So, if you got the memo, you know I’ve gone vegetarian. Right now I’m sort of struggling with this as for me, “vegetarian lifestyle” has, in the past, amounted to an over-reliance on soy (mostly tofu) and cheese. Well, these calzones are no exception to this except I have given myself the additional challenge of learning to work with yeast breads – which I have had bad luck with in the past. In light of this I have included some tips on yeast dough making that should serve well for any yeast bread-making venture.
This recipe is adapted from Nessy’s but is non-vegan (using soy cheese would make it so).
1 1/2 cups hot tap water
1 packet of active dry yeast (2 1/4 teaspoons)
1 teaspoon sugar
1 teaspoon salt
3 1/2 cups flour (premeasure as per method below)
2 heads broccoli
12 ounces mozzerella cheese
3 cloves garlic, minced
10 ounces spinach, washed, drained and de-stemmed (or use half a bag, for God’s sakes)
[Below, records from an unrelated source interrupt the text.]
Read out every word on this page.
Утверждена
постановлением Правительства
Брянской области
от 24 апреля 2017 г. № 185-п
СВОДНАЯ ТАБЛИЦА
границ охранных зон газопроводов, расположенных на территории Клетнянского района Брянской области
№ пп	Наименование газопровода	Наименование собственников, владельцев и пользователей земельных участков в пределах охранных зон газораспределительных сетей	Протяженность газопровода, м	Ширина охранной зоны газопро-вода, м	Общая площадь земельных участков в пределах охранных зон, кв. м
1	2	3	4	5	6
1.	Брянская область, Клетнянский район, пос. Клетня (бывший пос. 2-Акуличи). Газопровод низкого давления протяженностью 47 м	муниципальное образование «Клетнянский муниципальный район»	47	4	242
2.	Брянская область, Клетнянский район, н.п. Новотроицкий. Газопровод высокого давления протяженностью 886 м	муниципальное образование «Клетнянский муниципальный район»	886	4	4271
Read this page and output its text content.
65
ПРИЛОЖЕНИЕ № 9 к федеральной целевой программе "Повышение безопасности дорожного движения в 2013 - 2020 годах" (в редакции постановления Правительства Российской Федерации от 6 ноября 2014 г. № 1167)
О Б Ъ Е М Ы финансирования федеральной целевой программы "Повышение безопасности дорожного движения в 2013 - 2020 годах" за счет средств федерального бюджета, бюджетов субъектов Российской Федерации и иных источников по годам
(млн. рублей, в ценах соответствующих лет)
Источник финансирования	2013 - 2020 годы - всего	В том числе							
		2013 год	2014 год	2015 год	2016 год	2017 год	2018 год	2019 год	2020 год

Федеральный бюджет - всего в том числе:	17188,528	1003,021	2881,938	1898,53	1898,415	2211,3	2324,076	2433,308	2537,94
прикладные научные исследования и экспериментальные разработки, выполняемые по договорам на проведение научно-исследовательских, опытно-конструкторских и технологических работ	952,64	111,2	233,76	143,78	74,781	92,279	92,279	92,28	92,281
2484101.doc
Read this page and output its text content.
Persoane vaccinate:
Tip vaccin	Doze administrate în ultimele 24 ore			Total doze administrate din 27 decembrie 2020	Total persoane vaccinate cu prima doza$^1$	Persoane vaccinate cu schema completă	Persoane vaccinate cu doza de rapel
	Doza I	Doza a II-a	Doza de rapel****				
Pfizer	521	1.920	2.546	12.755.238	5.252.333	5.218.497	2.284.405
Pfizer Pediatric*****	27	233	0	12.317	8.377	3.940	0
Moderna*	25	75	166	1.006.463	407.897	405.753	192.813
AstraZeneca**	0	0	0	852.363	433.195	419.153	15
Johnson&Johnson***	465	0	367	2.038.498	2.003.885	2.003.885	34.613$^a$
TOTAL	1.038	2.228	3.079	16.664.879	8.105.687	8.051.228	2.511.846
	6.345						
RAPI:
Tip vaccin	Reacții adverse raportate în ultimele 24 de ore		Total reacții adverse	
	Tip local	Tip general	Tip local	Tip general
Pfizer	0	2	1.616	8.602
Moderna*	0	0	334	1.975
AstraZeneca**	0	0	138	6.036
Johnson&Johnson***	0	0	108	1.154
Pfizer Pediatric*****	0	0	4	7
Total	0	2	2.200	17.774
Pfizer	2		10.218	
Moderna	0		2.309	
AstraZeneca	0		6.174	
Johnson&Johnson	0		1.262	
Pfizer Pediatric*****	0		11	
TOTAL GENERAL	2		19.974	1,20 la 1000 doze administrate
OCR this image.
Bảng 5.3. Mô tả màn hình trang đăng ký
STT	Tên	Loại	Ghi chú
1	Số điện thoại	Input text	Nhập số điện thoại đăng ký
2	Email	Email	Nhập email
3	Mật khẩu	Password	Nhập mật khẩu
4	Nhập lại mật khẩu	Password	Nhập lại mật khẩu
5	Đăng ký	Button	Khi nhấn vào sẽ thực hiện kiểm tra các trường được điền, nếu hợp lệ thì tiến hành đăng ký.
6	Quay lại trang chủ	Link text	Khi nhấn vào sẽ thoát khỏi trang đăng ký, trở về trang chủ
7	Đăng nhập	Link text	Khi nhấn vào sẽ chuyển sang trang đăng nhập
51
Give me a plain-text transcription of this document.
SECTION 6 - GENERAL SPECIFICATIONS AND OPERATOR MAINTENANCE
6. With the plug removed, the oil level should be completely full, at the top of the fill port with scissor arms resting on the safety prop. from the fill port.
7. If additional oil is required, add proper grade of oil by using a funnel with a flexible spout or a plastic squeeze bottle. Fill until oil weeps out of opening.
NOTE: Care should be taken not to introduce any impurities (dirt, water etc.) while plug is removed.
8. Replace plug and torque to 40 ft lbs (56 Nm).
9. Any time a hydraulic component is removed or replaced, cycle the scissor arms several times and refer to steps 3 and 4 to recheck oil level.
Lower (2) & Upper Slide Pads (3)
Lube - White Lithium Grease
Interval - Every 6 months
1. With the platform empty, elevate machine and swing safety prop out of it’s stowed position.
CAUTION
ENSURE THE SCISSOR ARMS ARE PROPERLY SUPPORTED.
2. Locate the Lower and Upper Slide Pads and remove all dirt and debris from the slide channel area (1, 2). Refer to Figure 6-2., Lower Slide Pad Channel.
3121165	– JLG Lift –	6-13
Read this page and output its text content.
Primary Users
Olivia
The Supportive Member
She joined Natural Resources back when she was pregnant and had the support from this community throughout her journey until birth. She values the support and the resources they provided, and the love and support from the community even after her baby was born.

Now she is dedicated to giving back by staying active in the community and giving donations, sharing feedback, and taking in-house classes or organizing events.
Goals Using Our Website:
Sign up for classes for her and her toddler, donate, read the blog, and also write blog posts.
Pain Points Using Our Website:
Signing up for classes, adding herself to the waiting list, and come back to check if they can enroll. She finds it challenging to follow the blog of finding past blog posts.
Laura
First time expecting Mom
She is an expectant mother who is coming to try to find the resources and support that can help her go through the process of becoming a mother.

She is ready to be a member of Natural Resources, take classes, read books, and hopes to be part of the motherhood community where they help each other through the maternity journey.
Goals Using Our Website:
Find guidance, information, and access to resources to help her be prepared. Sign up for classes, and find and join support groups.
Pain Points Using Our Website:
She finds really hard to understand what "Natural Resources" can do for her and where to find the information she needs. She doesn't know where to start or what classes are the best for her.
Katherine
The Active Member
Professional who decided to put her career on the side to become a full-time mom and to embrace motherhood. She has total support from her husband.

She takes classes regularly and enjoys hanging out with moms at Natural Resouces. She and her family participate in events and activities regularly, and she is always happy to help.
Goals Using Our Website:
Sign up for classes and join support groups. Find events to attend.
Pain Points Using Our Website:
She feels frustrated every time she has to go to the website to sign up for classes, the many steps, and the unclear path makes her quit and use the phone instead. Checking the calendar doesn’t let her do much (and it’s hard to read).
1 can black olives (6 ounces)
1 can tomato sauce (15 ounces)
1 can crushed tomatoes (28 ounces)
6 ounce can paste (6 ounces)
1/4 cup sugar
Whisk the water and yeast until it’s disolved, then add the sugar and salt and whisk again. Mix in the flour, stir with your hand or in a mixer with a dough hook (if you’re lucky you have this; I don’t). Knead dough until it’s elastic. Let rise in warm oiled bowl, covered for about 20 minutes. Punch it down and then re-cover and rise again for 10-20 minutes.
While dough is rising, make the fillings. Boil a large pot of water. Blanch and drain the spinach, pressing water out. Set aside. Refill pot and heat water to boil. Gently boil broccoli about 5 to 10 minutes or until barely tender. Grate the mozzerella and chop the garlic.
Cut or crumble tofu. In a frying pan, heat olive oil and saute minced garlic for a couple minutes or until soft. Add spinach, tofu, salt and pepper. Cook a few minutes till mixture is dry.
When dough is ready, divide into four. Roll out dough segment to 1/4″ thinness or so (think of how large a calzone typically is). Fill up 1/2 of each dough circle, fold over and seal the edges with a fork. Bake in an oiled baking pan, in a preheated 375 degree oven for 30 minutes (until crust is golden brown).
While calzones are baking, make the sauce – open three cans, stir the sugar, heat to boil and reduce to a simmer! (my kind of tomato sauce) Remove calzones from oven and let them sit for 10 minutes before eating. Serve with warm sauce to dip or pour on top.
Working With Yeast Doughs
The ever-informative but oh-so-cluttered baking911.com has some lovely bread tips but you should know this: the information there is ONLY non-scary if you understand the variance in breadmaking, if you trust the recipe, and if you have also had some success on which to rest your laurels. Here are my tips – for this recipe and others.
- Wash hands, remove rings, and – if possible – make sure you don’t have ho-nails.
- Measuring flour – important. Unless your recipe specifies otherwise, measure the flour by scooping it into dry measuring cups and leveling off. Put this flour into a bowl, premeasured and waiting for you to add to the liquid / yeast mixture.
- As you start to add flour in, you can add most of it in in large amounts, stirring constantly. When the dough starts to be difficult to work, decrease the amount you add the flour in. The dough is ready to come out of the bowl when it is “tacky” but not sticky – this means if you put your thumb on it, it should feel like a post-it note.
- Find a timer so you can knead the dough for the 8 to 10 minutes. The purpose of kneading is mostly to get air worked into the dough and to create gluten.
- After dough is kneaded, generously oil a bowl, pop the dough in, and allow for it’s first rising. I have found dough likes a relatively warm area to rise. I usually heat my oven to 150 – 200, turn the oven off, then pop in the covered bowl. Please realize – dough rises according to lots of factors (specifically, how dry ambient air is, for one) so you will need to find your own method. If you overdo the heat of the rising area, you will likely develop a crusty skin on your dough which isn’t a big deal.
- The purpose of “punching down” you should not puncture the dough. You are releasing carbon dioxide and allowing the dough to build structure again.